Base Camp is a town unto itself. It has a post office, half a dozen chapels (operating daily), two dining halls, a clinic, a store for souvenirs and sundry camping gear, housing (mainly tents) for roughly 900 staff, and tents for between 800 and 1000 trekkers. Trekkers are organized into crews of seven to twelve (usually closer to twelve than to seven), with two to four adult leaders. A contingent consists of one or more crews from the same council (see Boy Scouts of America: Organization), traveling together. Around 360 trekkers arrive at Base Camp every day of the season. When they arrive, they are assigned a ranger, a young man or woman highly skilled in backpacking. The ranger's task is to guide the crew through "processing," (basically, registration), to make sure that the trekkers actually know how to backpack, and to teach them Philmont-specific camping practices.

Crews are required to pick up a dining fly. This is a 12-foot-square tarp with two collapsible aluminium poles. Its purpose (quite contrary to the name) is to serve as a rain cover for the crew's backpacks. It is supposed to be set up as an A-frame, with two opposite sides staked down, the middle held up by the poles, and the ends open. Many crews experiment with the use of trees, hiking poles, and other devices to obtain a roomier configuration so that it can be used for crew activities such as card games. Crews may also pick up Philmont tents. These tents are also A-frame, five feet wide by seven feet long, with a rain fly. They are more difficult to set up than conventional dome tents, but very easy to break down. They have a bad reputation, which this contributor considers to be undeserved, since they are not significantly heavier than commonly used dome tents.
Crews also pick up several days' worth of Philmont food (see "Commissaries" below). Philmont also provides optional cooking supplies.

After processing, crews are loaded up onto busses and shipped off to any of several trailheads, called "turnarounds" because there is a loop in the road for the bus to turn around. The crew and its ranger are now alone.


Philmont now has one large base camp, 23 staffed camps, and over 50 unstaffed camps, generally set no more than a couple of miles apart. Each camp may have over 15 crew campsites, but they are often spread out over half a mile of trail or more, so that there is no sense of crowding. Facilities at every campsite are:
  • A fire ring.
  • A sump[?]. This is an L-shaped plastic pipe, with a two-foot vertical section and a four-foot horizontal section perforated like a sieve.
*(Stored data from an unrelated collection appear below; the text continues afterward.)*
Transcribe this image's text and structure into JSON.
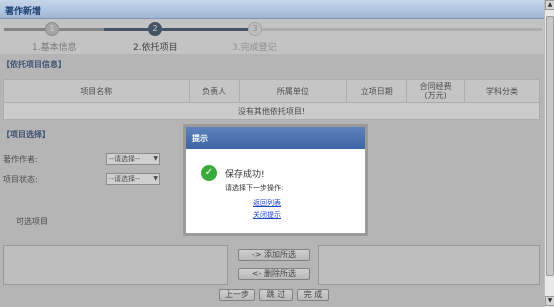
{
  "window": {
    "title": "著作新增"
  },
  "steps": [
    {
      "num": "1",
      "label": "1.基本信息"
    },
    {
      "num": "2",
      "label": "2.依托项目"
    },
    {
      "num": "3",
      "label": "3.完成登记"
    }
  ],
  "projects_section": {
    "title": "【依托项目信息】",
    "columns": [
      "项目名称",
      "负责人",
      "所属单位",
      "立项日期",
      "合同经费\n(万元)",
      "学科分类"
    ],
    "empty_text": "没有其他依托项目!"
  },
  "selection_section": {
    "title": "【项目选择】",
    "author_label": "著作作者:",
    "author_select": "--请选择--",
    "status_label": "项目状态:",
    "status_select": "--请选择--",
    "candidate_label": "可选项目"
  },
  "transfer": {
    "add_label": "-> 添加所选",
    "remove_label": "<- 删除所选"
  },
  "footer": {
    "prev_label": "上一步",
    "skip_label": "跳 过",
    "done_label": "完 成"
  },
  "dialog": {
    "title": "提示",
    "message": "保存成功!",
    "sub": "请选择下一步操作:",
    "link_return": "返回列表",
    "link_close": "关闭提示"
  },
  "colors": {
    "accent": "#1d3f73",
    "step_active": "#2a3f5f",
    "success": "#3aaa3a",
    "link": "#1d47c7"
  }
}
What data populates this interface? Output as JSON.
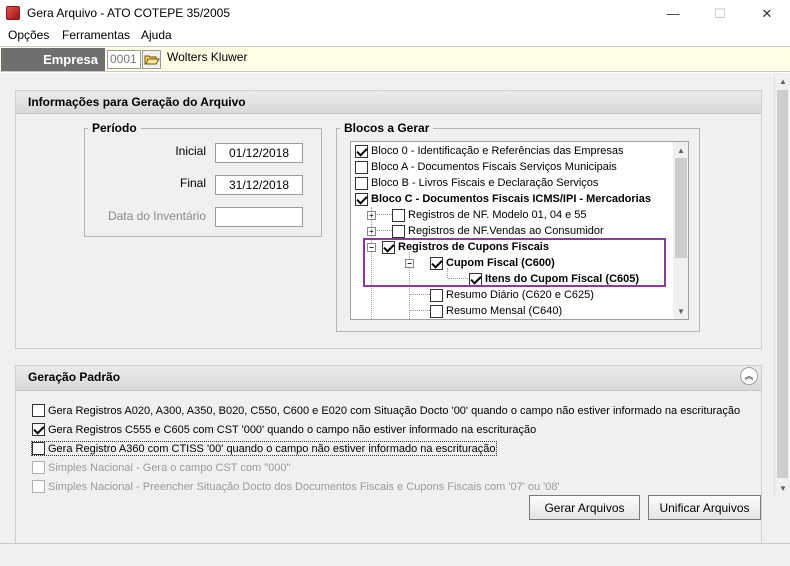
{
  "window": {
    "title": "Gera Arquivo - ATO COTEPE 35/2005",
    "minimize": "—",
    "maximize": "☐",
    "close": "✕"
  },
  "menu": [
    "Opções",
    "Ferramentas",
    "Ajuda"
  ],
  "empresa": {
    "label": "Empresa",
    "code": "0001",
    "name": "Wolters Kluwer"
  },
  "info_panel": {
    "title": "Informações para Geração do Arquivo",
    "periodo": {
      "title": "Período",
      "inicial_label": "Inicial",
      "inicial_value": "01/12/2018",
      "final_label": "Final",
      "final_value": "31/12/2018",
      "inventario_label": "Data do Inventário",
      "inventario_value": ""
    },
    "blocos": {
      "title": "Blocos a Gerar",
      "items": [
        {
          "label": "Bloco 0 - Identificação e Referências das Empresas",
          "checked": true
        },
        {
          "label": "Bloco A - Documentos Fiscais Serviços Municipais",
          "checked": false
        },
        {
          "label": "Bloco B - Livros Fiscais e Declaração Serviços",
          "checked": false
        },
        {
          "label": "Bloco C - Documentos Fiscais ICMS/IPI - Mercadorias",
          "checked": true
        },
        {
          "label": "Registros de NF. Modelo 01, 04 e 55",
          "checked": false
        },
        {
          "label": "Registros de NF.Vendas ao Consumidor",
          "checked": false
        },
        {
          "label": "Registros de Cupons Fiscais",
          "checked": true
        },
        {
          "label": "Cupom Fiscal  (C600)",
          "checked": true
        },
        {
          "label": "Itens do Cupom Fiscal  (C605)",
          "checked": true
        },
        {
          "label": "Resumo Diário  (C620 e C625)",
          "checked": false
        },
        {
          "label": "Resumo Mensal  (C640)",
          "checked": false
        }
      ]
    }
  },
  "geracao_panel": {
    "title": "Geração Padrão",
    "collapse_icon": "chevron-double-up-icon",
    "options": [
      {
        "label": "Gera Registros A020, A300, A350, B020, C550, C600 e E020 com Situação Docto '00' quando o campo não estiver informado na escrituração",
        "checked": false,
        "enabled": true
      },
      {
        "label": "Gera Registros C555 e C605 com CST '000' quando o campo não estiver informado na escrituração",
        "checked": true,
        "enabled": true
      },
      {
        "label": "Gera Registro A360 com CTISS '00' quando o campo não estiver informado na escrituração",
        "checked": false,
        "enabled": true
      },
      {
        "label": "Simples Nacional - Gera o campo CST com \"000\"",
        "checked": false,
        "enabled": false
      },
      {
        "label": "Simples Nacional - Preencher Situação Docto dos Documentos Fiscais e Cupons Fiscais com '07' ou '08'",
        "checked": false,
        "enabled": false
      }
    ]
  },
  "buttons": {
    "gerar": "Gerar Arquivos",
    "unificar": "Unificar Arquivos"
  }
}
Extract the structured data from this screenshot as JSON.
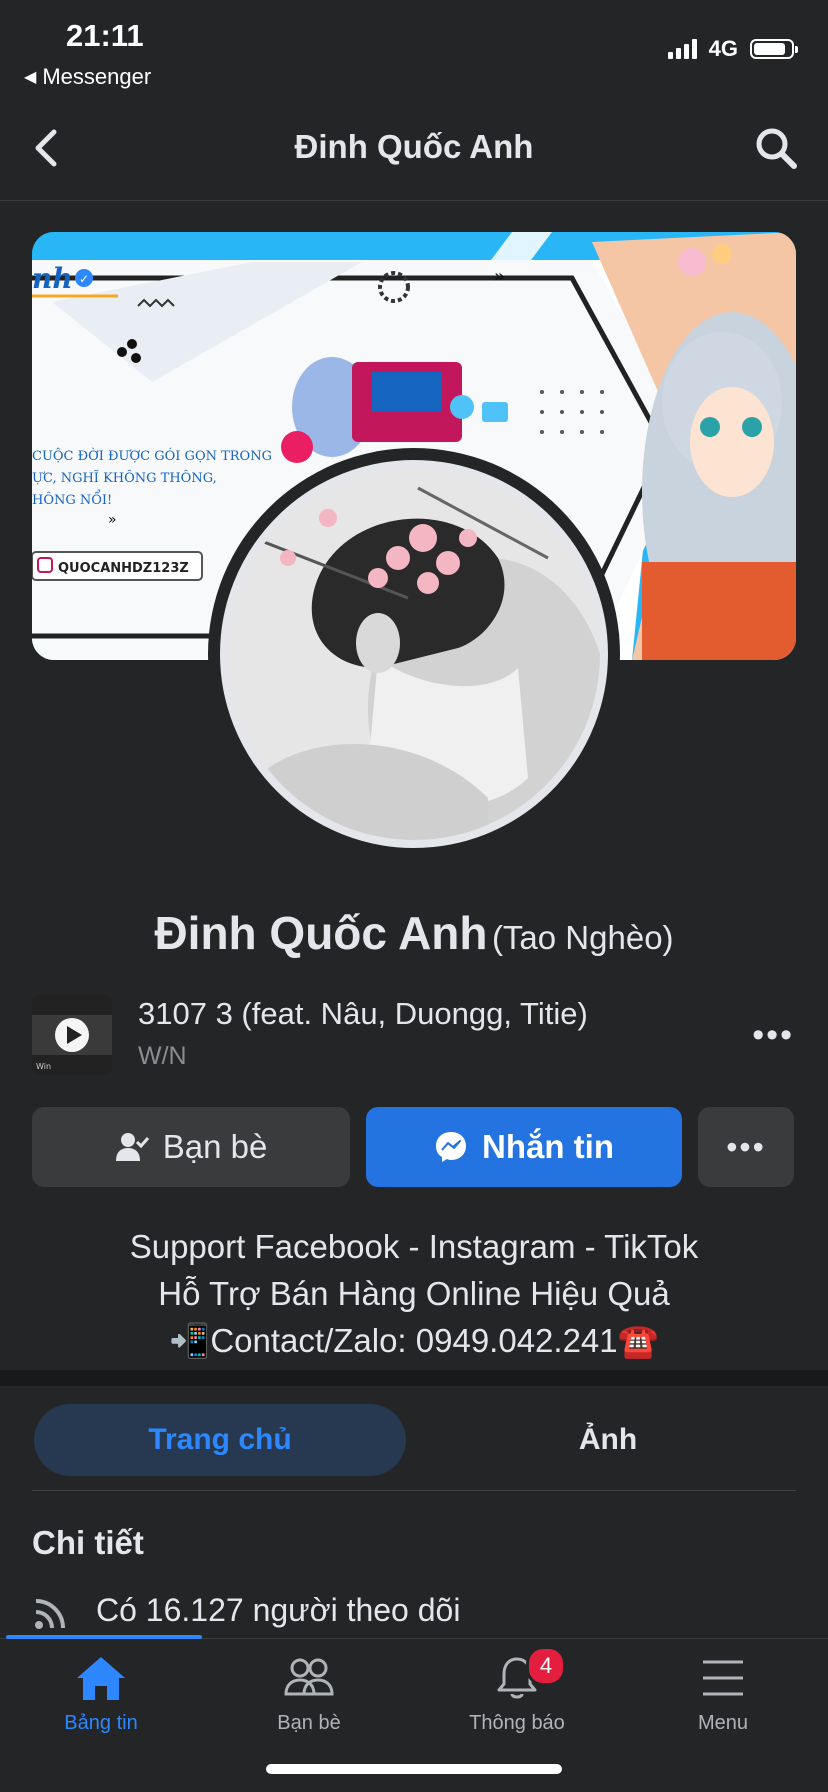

Most of it is underground, and the top is capped with a piece of mesh. Sumps are used to dispose of dirty dishwater.
  • Several campsites share a bear cable. This is a metal cable, at least ten feet above the ground, used to hang bear bags[?].
  • Several campsites also share a latrine. Latrines come in two configurations. The enclosed configuration has two seats facing the same direction, and is thus affectionately called the "pilot-copilot" design. The other configuration is better in that it has two seats back to back, so that, in a pinch, they can be used simultaneously (thus, it is called the "pilot-bombardier" design). On the other hand, its disadvantage is that it has neither roof nor walls. Philmont latrines of both types are known to house spiders, whose bite induces a rash.
  • There is usually a camp map or two, posted on a wooden billboard or on the side of a pilot-copilot latrine.

Staffed camps and "program"

Some camps have several live-in staff members, in charge of the camp's "program." "Program" may be quite poorly defined as special activities run by staff. Program at any one camp includes several activities with a common theme, such as fur trapping[?], Apache Indian life, Mexican homestead, rock climbing, mining, fishing, ranching, etc.


A few staffed camps have "commissaries." A commissary is a small warehouse, located on a dirt road and stocked with Philmont food. A small room in the warehouse holds a store, which sells a small variety of odds and ends that just might be useful. Commissaries also sell white gas fuel[?] for crews' stoves. A crew typically stops by a commissary every few days, so that it does not have to carry a huge amount of consumables.